Nah, I didn't read any Chaucer this month. I'm overdue for a reread, actually. Maybe I'll get to that in May... or June, the way this month is already flying by. I just couldn't seem to get arsed to write promptly about any of the books I read in April. But here we go.
First up, The Bees by Laline Paull. This was the rare work of fiction that The Dave read first and recommended. His track record is very good at predicting the intersecting portion of the Venn diagram of what he enjoys compared to what I'll enjoy. I would likely never have read The Time Traveler's Wife by Audrey Niffinegger or Jonathan Strange and Mr. Norrell by Susanna Clarke except for his reco.
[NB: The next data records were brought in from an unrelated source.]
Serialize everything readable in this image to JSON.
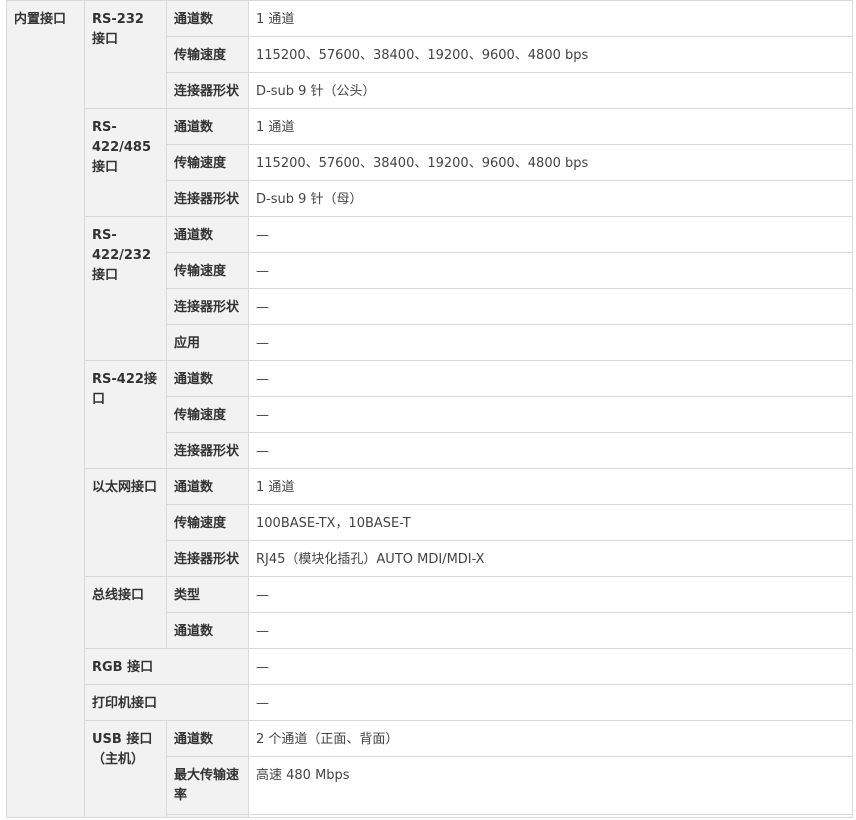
{
  "table": {
    "section": "内置接口",
    "groups": [
      {
        "name": "RS-232 接口",
        "rows": [
          {
            "label": "通道数",
            "value": "1 通道"
          },
          {
            "label": "传输速度",
            "value": "115200、57600、38400、19200、9600、4800 bps"
          },
          {
            "label": "连接器形状",
            "value": "D-sub 9 针（公头）"
          }
        ]
      },
      {
        "name": "RS-422/485接口",
        "rows": [
          {
            "label": "通道数",
            "value": "1 通道"
          },
          {
            "label": "传输速度",
            "value": "115200、57600、38400、19200、9600、4800 bps"
          },
          {
            "label": "连接器形状",
            "value": "D-sub 9 针（母）"
          }
        ]
      },
      {
        "name": "RS-422/232接口",
        "rows": [
          {
            "label": "通道数",
            "value": "—"
          },
          {
            "label": "传输速度",
            "value": "—"
          },
          {
            "label": "连接器形状",
            "value": "—"
          },
          {
            "label": "应用",
            "value": "—"
          }
        ]
      },
      {
        "name": "RS-422接口",
        "rows": [
          {
            "label": "通道数",
            "value": "—"
          },
          {
            "label": "传输速度",
            "value": "—"
          },
          {
            "label": "连接器形状",
            "value": "—"
          }
        ]
      },
      {
        "name": "以太网接口",
        "rows": [
          {
            "label": "通道数",
            "value": "1 通道"
          },
          {
            "label": "传输速度",
            "value": "100BASE-TX，10BASE-T"
          },
          {
            "label": "连接器形状",
            "value": "RJ45（模块化插孔）AUTO MDI/MDI-X"
          }
        ]
      },
      {
        "name": "总线接口",
        "rows": [
          {
            "label": "类型",
            "value": "—"
          },
          {
            "label": "通道数",
            "value": "—"
          }
        ]
      },
      {
        "name": "RGB 接口",
        "value": "—"
      },
      {
        "name": "打印机接口",
        "value": "—"
      },
      {
        "name": "USB 接口（主机）",
        "rows": [
          {
            "label": "通道数",
            "value": "2 个通道（正面、背面）"
          },
          {
            "label": "最大传输速率",
            "value": "高速 480 Mbps"
          }
        ]
      }
    ]
  }
}
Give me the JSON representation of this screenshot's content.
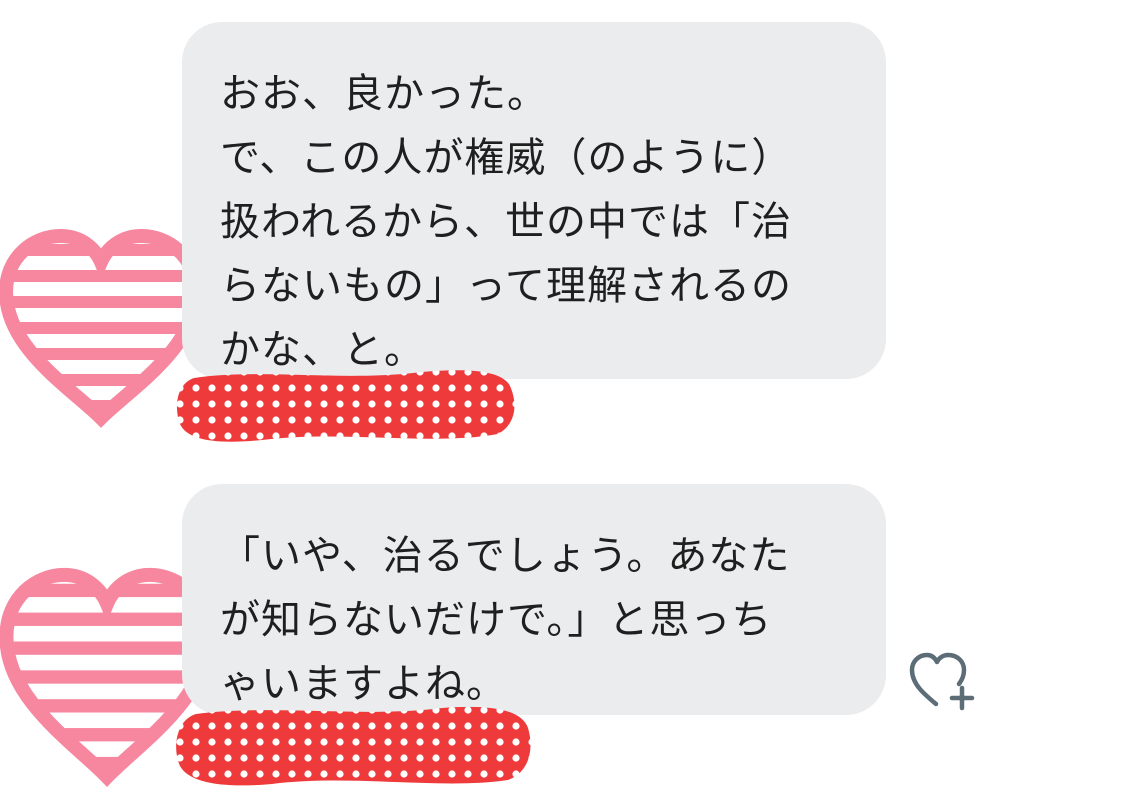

So, he's a good picker. (Hey, wait, all three of those books were debut novels by women. I love a good coincidence!)
Like those books, The Bees creates a fully realized, highly believable world with interesting characters, rituals and distinct cultural history without the crutch of an ungrammatical or weirdly punctuated language or exhausting explication. It's about, well, bees. A specific bee, actually, who's born into a specific role within the hive but with natural abilities that allow her and compel her to become more. It's a fascinating tale that explores how one's "destiny" as defined by society does not have to be one's fate. Beautifully written, this one had me turning pages and leaving the light on far too late.
Hell's Cartel: IG Farben and the Making of Hitler's War Machine by Diarmuid Jeffreys came next. Wow. I just had no idea, none, about how willingly and enthusiastically massive German businesses supported and enabled the Third Reich. I'm embarrassed to admit that. But learning late is better than learning never.
It was also a recommendation, this time by a colleague, who brought it up as a digression in a discussion around Trump and the strange, scary way utterly unvarnished racism has somehow become permissable in American political discourse.
I picked it up back before Christmas and it took me a few months to find the gumption to get into it. (I'm tempted to make a Leni Riefenstahl Triumph of the Will reference, but maybe I should leave that unsaid. Oops, too late.) Anyway, once I did get immersed, it was actually a riveting read about both the emergence and considerable genius of the German chemical industry and about how there is no inherent moral core to business doing business. Recommended reading, for sure.
I know I read The Rebel Wife by Taylor Polites next, but not much of it stayed with me. About a young widow whose husband dies from sort of contagious fever-y, bloody illness, it takes place in Post-Civil War Alabama. The widow never much captured my attention or my sympathy. I'm not sure the author was all that emotionally invested in her either. I find myself remembering more about some of the side characters: the dead husband, a slaver turned abolitionist; the "mammy", a woman slave whose own babies had died before she became a wet nurse many years before; the drunkard former Confederate soldier turned Klansman; a husband and wife who are also former slaves who set out to establish a new life far away. Lots of possibilities for a riveting story without focus on the passive, insipid, not-very-rebellious Rebel Wife.
I'm pretty sure Saving Sophie by Ronald H. Balson was written in hopes of a movie deal. A conventional thriller, it involves a widower-lawyer whose daughter is kidnapped by some pretty stereotypical baddies, in this case orchestrated by the girl's Palestinian grandfather. If the book was written today, the bad guys would be Syrian, in the 80s, Russian, in the 40s, Nazis... You have read this book even if you haven't read this book. Nevertheless, I enjoyed it.
And speaking of years past, Spadework by Timothy Findley reminded how long ago the 90s really were. The Bill Clinton/Monica Lewinsky scandal nonsense is played out in the background of this character drama. People really did paint her as the villain of that piece. It now seems like such a (thankfully) dated perspective, and it kept pulling me out of the main story.
The main story, though, I enjoyed a lot. It is set in Stratford, Ontario and features The Stratford Festival as a backdrop with little cameos of a few theatrical titans (William Hutt, for example, rest in peace) and, of course, the famous swans. The story revolves around relationships, fidelity and ambition. So you see how the Clinton bits fit.
I found this novel to be less challenging and more easily torn through than what I usually expect from Timothy Findley. I mean, Not Wanted on the Voyage absolutely enraged me as I read it though I could not put it down. Headhunter baffled me on first read and enchanted me on second. Spadework is much more meh than either of those. Why yes, that is a technical term. But still, better than a lot of what I read (she says honestly) so no complaints.
So, having ploughed through descriptions of my April books, I'm not sure why I was so daunted to begin. I'll try to get May done on schedule. If I'm not too busy with The General Prologue.